Cône de Cadavre Exquis

Harmen Brethouwer with Young & Ayata

photo: Joris Lugtigheid

courtesy Collection Museum Boijmans van Beuningen, Rotterdam, The Netherlands

Material: 3D printed - Full color sandstone - Height 42cm, Fabricated by Mark Sherman at lil3dprinting.com
Years: 2016 - 2022
Team: Kevin Pazik, Sina Ozbudun, Ryan Roark, Tyler Kvochick, Tyler Abell, Mariana Carvalho, Mor Segal, Yang Li, Yi Zhu, Yasmin Suleiman

An Exhaustion of Ornament

The well-known surrealist parlor game of the cadavre exquis resonates through the production of art over the last 100 years. It can be found in the literary cutups of William Burroughs and Brion Gysin, the confrontage/roulage experiments of Jiří Kolář, and the glitch pop music mashups of Girl Talk and Animal Collective. The lasting interest lies primarily in the aesthetic shock that can result from distinctly different elements sharing the same space and forging new associations in the combination. Figures, concepts, materials that would never naturally be found together end up having strange relations sparking novel associations and ideas. An important aspect of this technique is the disjunctive joint which allows the work to remain open to the possibility of dismantlement— or, maybe more importantly, potential recombination.

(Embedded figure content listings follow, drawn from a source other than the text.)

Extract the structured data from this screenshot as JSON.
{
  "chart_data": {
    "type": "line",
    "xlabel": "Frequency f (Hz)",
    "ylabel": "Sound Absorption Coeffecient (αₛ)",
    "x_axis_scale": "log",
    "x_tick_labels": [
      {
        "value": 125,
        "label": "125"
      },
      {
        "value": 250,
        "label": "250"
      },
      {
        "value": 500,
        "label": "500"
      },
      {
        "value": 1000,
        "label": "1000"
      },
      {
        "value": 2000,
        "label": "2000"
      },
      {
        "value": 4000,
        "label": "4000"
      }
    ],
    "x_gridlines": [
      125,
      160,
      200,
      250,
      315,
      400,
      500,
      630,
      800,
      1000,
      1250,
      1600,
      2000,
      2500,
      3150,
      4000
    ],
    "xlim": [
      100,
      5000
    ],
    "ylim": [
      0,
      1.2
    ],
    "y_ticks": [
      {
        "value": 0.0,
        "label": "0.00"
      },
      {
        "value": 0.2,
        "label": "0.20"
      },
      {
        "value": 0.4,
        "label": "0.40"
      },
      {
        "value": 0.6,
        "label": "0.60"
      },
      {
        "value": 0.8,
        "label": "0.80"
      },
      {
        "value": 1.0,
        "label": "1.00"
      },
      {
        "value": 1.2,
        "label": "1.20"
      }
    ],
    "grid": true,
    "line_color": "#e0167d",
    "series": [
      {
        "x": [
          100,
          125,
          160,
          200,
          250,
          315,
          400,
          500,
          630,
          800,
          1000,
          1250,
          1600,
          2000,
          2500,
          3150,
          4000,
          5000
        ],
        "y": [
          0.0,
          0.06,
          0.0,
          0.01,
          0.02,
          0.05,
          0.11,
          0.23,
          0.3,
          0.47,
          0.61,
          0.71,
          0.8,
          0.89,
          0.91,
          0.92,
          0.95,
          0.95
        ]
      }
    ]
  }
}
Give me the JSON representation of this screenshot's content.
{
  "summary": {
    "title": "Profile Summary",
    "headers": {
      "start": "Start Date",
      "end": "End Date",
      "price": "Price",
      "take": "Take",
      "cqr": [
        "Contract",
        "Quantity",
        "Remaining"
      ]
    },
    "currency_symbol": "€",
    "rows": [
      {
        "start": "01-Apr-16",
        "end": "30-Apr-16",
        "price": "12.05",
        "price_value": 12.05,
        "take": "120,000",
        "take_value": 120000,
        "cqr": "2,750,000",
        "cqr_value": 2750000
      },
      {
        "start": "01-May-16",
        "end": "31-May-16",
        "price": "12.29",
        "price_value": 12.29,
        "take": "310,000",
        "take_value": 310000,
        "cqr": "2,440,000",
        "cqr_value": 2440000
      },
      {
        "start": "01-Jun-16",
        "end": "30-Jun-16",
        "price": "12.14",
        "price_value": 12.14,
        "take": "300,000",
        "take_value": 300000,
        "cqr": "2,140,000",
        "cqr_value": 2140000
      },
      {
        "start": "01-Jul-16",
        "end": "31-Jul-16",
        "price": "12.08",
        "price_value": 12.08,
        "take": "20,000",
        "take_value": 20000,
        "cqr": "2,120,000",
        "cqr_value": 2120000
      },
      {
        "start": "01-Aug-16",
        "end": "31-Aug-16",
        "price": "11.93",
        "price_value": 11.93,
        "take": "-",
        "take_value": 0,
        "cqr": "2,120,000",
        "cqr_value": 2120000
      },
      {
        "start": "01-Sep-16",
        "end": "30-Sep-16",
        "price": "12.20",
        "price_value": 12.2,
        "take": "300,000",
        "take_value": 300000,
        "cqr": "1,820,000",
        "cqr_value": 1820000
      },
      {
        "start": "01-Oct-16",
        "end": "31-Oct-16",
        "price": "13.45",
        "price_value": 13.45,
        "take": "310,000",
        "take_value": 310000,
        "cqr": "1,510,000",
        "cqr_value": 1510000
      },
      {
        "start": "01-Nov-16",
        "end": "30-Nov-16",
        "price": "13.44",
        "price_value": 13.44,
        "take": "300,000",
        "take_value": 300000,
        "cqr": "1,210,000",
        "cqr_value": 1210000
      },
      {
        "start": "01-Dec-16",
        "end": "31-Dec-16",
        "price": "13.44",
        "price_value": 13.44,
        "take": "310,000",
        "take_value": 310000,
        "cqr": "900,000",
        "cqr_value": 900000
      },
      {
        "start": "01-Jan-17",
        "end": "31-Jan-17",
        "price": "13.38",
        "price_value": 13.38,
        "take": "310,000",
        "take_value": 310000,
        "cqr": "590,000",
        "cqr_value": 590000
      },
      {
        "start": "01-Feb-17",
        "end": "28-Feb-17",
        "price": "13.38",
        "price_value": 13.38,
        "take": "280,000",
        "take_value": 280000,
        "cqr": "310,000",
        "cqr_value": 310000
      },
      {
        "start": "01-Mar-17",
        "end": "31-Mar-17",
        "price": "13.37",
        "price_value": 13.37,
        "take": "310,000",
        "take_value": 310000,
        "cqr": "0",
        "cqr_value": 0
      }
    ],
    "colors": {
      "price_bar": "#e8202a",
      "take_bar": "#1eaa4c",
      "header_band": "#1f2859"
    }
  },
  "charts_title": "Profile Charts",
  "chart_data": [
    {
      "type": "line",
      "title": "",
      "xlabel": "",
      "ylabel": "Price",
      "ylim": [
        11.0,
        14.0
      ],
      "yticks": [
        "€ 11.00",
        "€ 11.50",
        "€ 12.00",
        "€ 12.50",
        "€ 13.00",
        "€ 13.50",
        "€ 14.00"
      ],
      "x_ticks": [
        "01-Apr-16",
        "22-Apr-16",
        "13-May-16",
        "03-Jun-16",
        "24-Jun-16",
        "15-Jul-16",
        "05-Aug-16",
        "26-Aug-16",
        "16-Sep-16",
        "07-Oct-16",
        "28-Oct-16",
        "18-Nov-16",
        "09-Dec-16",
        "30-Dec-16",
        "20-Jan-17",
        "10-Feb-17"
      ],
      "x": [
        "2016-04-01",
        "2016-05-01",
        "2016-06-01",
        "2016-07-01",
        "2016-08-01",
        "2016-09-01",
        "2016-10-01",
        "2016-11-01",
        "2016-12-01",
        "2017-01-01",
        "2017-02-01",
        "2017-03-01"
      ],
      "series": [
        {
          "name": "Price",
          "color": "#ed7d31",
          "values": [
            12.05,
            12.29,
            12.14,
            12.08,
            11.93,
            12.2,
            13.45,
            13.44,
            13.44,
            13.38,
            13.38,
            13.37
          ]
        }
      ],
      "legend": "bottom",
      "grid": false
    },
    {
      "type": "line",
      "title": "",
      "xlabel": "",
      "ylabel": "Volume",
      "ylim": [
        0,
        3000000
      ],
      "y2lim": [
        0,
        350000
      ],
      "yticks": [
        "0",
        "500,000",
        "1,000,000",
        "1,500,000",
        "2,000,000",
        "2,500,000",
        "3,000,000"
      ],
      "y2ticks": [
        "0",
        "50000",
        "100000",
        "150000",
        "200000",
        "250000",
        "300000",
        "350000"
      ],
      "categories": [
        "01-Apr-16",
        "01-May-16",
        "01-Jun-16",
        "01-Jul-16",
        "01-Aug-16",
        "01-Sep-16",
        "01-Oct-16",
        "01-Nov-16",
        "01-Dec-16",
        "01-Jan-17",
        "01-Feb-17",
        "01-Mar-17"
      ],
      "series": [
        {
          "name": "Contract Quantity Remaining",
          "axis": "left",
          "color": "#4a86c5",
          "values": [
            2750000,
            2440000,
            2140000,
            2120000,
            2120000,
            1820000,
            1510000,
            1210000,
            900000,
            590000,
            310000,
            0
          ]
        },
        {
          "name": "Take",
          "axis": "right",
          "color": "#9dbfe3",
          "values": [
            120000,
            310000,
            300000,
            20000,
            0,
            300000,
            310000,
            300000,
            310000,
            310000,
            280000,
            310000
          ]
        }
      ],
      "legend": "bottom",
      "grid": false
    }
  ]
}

As fundamental as the arbitrary rupture is to the exquisite corpse, it is also necessary for there to exist a framework, a common playing field, a medium of exchange within which to associate, shuffle and recombine. This could be written language, drawn lines on paper, or digitally sampled sound, but without this shared space, the technique will not work. Although the exquisite corpse was a decidedly early 20th-century experiment, there is an important document 70 years prior that could be considered a precedent, albeit one not commonly associated with surrealism or avant-garde modernism. The item to which I refer is Owen Jones’s The Grammar of Ornament of 1856.

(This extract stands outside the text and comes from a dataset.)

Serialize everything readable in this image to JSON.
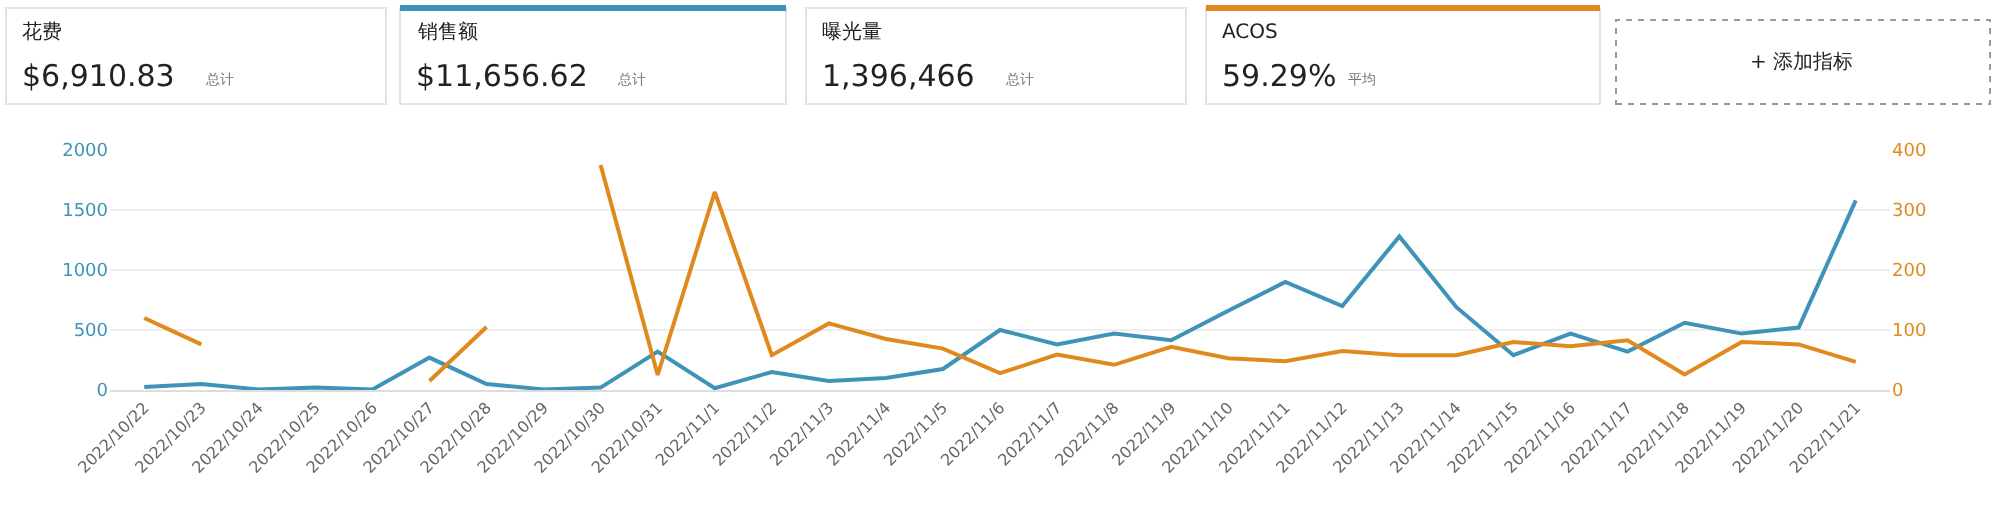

The multi-year project known as the Exquisite Corpse Cones (2015-2022) consists of five 42 cm high digitally fabricated cones articulated with patterns inspired by The Grammar of Ornament. For each object, four ornamental motifs were selected at random from the twenty categories in Jones’s book. These patterns became the starting point for the development of new motifs built as low reliefs into the surface of Harmen Brethouwer's cone object. Each pattern was given to a different designer working in the architectural practice of Young & Ayata, who designed the new articulation as a three-dimensional ornament. The only guides were a horizontal quarter slice section of the cone and eight points of shared alignment along the seams establishing an underlying grid within which the variations develop. Other than these shared constraints, the individual designers worked with no knowledge of what the others were developing, their ornamental reliefs butted up against each other after they had finished, ala an exquisite corpse.